Everybody knows that maps need a scale, a north arrow, and a legend. It’s reasonable advice, but there’s more to good maps. Here are 11 things you can do to make yours even better.
1. A scale is obligatory. That bit of the old advice was good. It’s a good idea to show the scale in a couple of different ways — perhaps coordinates (which also serve to show the location) and a scale bar. Make sure you include metres or kilometres — so that non-Americans can understand your map. Including some cultural features (towns, buildings, and so on) helps people intuitively tune in to the scale.
2. A north arrow is also obligatory. But the north arrow is not a substitute for showing the regional location and context of your map. Remember that most people assume north is at the top, so if it isn’t, make sure you make this especially clear.
3. Try to avoid needing a legend. Beware of making your reader look at the legend in order to decode every single map feature. Use standard symbols and colours whenever you can, and label other things directly whenever possible. If colours are available, use them to connect related features to each other and to their annotations or labels. If you are presenting a map digitally, give people a way to query the map layers directly, such as with mouse-overs, without cluttering the map itself.
4. Annotate the highlights. The spatial context the map provides will help your reader understand the story in your text. The most salient points of the map are probably obvious to you (see how the azimuth of fracturing changes so abruptly!) — help your reader get excited about them too. But don’t go overboard: if everything is highlighted, nothing is highlighted.
5. Show the database. It’s almost always a good idea to show the data that the map was generated from — wells, seismic lines, outcrops, and so on. This tells the reader which parts of the map are constrained by data, and which are interpolated by algorithms or concepts. You can show this information on a different visual ‘plane’ by using a semi-transparent grey layer.
6. Name the projection. If your map is a projection (that is, flat), then you must give the type of projection and the coordinate system you are using. Any time you publish or share spatial data, you must give the datum, even for geographic coordinates like latitudes and longitudes. Your data are useless without this information (see Location, location, location).

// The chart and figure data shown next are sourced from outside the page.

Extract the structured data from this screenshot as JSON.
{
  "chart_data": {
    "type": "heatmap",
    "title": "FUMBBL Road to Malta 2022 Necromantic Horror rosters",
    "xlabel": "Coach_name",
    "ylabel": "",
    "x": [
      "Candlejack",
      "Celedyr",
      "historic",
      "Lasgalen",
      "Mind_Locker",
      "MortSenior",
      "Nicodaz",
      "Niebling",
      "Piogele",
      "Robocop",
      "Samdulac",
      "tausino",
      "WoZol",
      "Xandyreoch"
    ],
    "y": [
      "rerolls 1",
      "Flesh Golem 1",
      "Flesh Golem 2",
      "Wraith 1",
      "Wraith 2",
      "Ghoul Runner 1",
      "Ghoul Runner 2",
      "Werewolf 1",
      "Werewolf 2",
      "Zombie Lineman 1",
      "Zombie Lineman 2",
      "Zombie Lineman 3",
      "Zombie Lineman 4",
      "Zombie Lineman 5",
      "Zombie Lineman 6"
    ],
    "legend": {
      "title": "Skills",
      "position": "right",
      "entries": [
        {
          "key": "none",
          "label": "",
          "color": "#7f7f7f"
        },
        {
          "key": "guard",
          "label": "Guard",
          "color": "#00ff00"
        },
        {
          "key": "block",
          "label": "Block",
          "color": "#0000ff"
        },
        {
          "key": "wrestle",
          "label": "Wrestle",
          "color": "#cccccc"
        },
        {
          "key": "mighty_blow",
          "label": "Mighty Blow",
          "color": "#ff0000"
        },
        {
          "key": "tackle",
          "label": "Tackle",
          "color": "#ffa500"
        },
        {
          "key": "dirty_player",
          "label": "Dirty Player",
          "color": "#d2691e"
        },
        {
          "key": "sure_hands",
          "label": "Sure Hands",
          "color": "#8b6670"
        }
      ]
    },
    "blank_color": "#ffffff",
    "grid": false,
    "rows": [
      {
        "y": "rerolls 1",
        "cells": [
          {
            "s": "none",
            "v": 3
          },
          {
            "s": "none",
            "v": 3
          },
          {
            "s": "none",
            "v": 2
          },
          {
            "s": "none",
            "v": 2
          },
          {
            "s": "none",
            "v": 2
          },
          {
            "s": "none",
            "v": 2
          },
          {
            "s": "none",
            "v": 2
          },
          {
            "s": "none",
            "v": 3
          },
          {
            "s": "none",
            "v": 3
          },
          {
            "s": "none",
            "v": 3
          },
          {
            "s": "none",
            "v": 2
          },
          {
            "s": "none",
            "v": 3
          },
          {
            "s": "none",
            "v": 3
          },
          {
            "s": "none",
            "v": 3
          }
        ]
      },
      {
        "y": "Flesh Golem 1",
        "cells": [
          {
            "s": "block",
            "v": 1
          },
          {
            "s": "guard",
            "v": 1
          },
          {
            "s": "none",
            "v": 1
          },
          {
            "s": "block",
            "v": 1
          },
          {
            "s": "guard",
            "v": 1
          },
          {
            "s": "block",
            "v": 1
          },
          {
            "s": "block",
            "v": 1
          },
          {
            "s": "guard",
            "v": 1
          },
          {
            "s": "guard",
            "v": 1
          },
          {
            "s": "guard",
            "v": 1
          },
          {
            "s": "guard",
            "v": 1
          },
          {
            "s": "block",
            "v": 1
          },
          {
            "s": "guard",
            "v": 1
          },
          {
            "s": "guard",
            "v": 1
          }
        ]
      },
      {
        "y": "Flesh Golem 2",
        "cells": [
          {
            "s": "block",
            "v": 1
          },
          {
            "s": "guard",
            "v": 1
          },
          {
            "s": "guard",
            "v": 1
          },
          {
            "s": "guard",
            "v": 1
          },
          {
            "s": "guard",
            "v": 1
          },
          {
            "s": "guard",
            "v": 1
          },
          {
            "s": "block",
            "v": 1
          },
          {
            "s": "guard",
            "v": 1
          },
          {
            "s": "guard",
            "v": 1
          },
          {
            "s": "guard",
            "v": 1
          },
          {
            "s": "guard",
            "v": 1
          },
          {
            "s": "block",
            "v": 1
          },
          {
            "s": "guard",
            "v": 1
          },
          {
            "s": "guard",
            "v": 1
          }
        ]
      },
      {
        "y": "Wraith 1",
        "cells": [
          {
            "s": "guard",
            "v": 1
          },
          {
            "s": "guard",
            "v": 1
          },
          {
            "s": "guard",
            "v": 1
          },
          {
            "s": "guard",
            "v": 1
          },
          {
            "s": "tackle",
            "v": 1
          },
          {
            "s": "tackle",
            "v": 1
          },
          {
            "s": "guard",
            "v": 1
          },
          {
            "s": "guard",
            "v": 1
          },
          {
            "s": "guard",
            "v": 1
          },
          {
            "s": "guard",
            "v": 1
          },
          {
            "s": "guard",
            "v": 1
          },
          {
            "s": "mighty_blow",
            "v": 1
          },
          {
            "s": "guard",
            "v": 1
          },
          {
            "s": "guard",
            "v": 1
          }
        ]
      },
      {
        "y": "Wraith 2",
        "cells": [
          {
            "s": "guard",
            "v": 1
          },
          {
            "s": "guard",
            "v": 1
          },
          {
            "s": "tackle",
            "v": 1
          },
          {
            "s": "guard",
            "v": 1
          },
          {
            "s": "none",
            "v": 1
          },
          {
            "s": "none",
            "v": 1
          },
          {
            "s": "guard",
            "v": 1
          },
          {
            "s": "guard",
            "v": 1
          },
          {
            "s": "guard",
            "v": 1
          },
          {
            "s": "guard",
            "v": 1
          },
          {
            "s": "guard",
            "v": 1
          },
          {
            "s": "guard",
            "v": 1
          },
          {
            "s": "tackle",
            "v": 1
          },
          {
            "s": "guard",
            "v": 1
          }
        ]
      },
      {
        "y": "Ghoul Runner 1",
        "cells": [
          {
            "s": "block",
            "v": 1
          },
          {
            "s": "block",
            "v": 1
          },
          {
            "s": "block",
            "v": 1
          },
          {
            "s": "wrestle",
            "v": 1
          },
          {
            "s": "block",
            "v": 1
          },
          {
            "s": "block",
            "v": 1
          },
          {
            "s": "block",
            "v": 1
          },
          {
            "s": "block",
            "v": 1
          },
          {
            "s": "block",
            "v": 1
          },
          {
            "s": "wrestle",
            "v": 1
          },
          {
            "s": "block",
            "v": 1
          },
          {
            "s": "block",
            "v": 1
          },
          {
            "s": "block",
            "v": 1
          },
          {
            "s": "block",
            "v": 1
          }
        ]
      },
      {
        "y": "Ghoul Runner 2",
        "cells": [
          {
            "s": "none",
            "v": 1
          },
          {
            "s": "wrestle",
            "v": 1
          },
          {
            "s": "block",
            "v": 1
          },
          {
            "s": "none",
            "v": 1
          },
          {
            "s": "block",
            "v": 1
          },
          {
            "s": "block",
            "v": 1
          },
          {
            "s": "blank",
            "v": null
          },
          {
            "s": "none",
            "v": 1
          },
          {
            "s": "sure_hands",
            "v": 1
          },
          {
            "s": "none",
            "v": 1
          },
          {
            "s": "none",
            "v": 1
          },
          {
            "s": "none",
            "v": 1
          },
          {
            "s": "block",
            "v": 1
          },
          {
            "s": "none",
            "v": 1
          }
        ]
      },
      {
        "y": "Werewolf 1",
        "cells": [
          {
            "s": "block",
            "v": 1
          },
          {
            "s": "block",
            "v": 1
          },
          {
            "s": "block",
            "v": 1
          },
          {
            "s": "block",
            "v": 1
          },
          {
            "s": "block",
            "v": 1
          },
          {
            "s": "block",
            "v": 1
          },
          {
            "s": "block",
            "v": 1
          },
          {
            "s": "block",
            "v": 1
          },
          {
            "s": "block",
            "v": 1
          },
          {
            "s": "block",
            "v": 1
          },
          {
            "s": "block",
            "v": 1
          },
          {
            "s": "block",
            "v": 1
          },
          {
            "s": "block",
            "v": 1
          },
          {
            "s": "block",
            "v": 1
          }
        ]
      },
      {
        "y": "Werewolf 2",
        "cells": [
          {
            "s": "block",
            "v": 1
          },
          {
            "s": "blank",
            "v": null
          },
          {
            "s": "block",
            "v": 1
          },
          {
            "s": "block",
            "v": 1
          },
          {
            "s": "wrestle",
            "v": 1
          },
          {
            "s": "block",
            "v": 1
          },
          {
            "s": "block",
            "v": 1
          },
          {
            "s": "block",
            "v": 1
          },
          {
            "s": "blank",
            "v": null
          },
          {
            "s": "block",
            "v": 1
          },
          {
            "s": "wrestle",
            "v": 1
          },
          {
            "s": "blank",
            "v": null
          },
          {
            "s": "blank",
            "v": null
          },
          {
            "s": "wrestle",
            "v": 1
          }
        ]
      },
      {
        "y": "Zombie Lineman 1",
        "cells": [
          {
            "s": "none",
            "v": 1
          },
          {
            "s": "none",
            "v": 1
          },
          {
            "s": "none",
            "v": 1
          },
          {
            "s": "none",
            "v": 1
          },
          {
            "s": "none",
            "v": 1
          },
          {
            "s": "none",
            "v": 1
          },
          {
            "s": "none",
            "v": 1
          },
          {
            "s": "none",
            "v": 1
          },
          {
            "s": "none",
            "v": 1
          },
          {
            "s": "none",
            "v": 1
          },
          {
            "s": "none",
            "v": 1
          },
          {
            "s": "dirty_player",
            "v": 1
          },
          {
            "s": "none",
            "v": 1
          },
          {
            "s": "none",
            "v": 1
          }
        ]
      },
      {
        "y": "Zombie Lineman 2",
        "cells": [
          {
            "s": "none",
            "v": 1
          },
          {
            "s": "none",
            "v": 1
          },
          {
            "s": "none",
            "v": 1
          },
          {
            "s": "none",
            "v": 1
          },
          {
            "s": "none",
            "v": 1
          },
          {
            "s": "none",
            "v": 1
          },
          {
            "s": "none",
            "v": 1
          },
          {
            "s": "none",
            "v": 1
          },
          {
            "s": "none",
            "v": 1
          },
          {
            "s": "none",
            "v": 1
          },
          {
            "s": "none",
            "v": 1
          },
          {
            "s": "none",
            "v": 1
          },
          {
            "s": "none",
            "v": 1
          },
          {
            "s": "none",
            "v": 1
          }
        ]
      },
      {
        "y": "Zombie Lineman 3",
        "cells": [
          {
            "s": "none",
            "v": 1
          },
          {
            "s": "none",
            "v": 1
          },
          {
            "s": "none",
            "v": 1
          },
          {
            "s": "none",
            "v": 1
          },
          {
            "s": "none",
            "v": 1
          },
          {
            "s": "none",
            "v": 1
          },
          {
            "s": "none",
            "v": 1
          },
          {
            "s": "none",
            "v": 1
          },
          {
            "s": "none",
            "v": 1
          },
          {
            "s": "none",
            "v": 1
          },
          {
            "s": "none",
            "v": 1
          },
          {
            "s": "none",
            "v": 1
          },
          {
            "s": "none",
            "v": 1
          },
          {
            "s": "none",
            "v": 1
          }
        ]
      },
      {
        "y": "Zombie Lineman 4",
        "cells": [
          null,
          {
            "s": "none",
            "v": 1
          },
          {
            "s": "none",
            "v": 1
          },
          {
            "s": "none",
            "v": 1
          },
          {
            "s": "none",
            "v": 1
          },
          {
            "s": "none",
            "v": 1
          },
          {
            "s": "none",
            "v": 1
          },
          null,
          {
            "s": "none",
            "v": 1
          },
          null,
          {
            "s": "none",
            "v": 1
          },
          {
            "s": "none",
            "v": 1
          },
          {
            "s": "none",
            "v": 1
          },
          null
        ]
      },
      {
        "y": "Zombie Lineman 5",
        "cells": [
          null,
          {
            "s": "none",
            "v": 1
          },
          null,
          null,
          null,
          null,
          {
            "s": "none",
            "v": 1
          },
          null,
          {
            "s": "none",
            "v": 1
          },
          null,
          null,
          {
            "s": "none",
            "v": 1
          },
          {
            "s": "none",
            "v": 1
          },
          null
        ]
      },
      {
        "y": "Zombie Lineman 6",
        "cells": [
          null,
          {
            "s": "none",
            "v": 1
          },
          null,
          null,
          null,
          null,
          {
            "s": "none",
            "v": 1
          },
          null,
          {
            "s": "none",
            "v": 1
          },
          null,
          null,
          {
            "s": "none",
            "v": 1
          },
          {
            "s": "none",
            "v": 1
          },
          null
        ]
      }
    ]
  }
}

7. Learn more about colour. The biggest trap people fall into is using an overly colourful palette for their data, such as the classic rainbow colour scale. Such scales make the map hard to interpret, are hard for colour blind people to use, and leave very few colours for symbols and other annotation. There are plenty of better alternatives — read up on advice about colour, for example on the Rob Simmon’s Elegant Figures blog (ageo.co/18hYVY2) or Matteo Nicolli’s My Carta blog (mycarta.wordpress.com).
8. Present live data. Dropping screenshots into PowerPoint misses the point of working on computers. If the situation allows, you’ll make a better impression by showing your work live, so that it can be used as the powerful, flexible evidence it is. Your audience can ask questions, you can change scales any time, and you can interrogate your data live. (If the thought of this terrifies you, perhaps your story isn’t quite as convincing as you think?)
9. Appreciate good maps. Next time you’re reading a book or journal, notice which maps you find especially attractive or useful. Conversely, find your least favourite map, and list the things you don’t like about it.
10. Remember your reader. The point of your map is to inform, and to support your conclusions. Ask yourself — or better yet, ask other people — what they need to know from your map. Don’t clutter it with unnecessary details, and make certain the key data are clear and accurate. If the same map must serve two points, consider making the map twice, with different emphasis.
11. Be a good steward of your data. If your organization has a process for archiving map data, find out about it and use it. If they don’t, be consistent and rigorous, and encourage your colleagues to do the same. Shapefiles are the closest thing we have to a standard map format. When you publish, consider sharing your map data with others by attaching an open license and putting your files somewhere others can reach them — help make subsurface geoscience research more reproducible.
These tips are necessary but insufficient for producing great maps. Don’t forget you also need reliable data, sound geological modelling, and a clear idea of the evidence you wish to present. Those are the hard parts!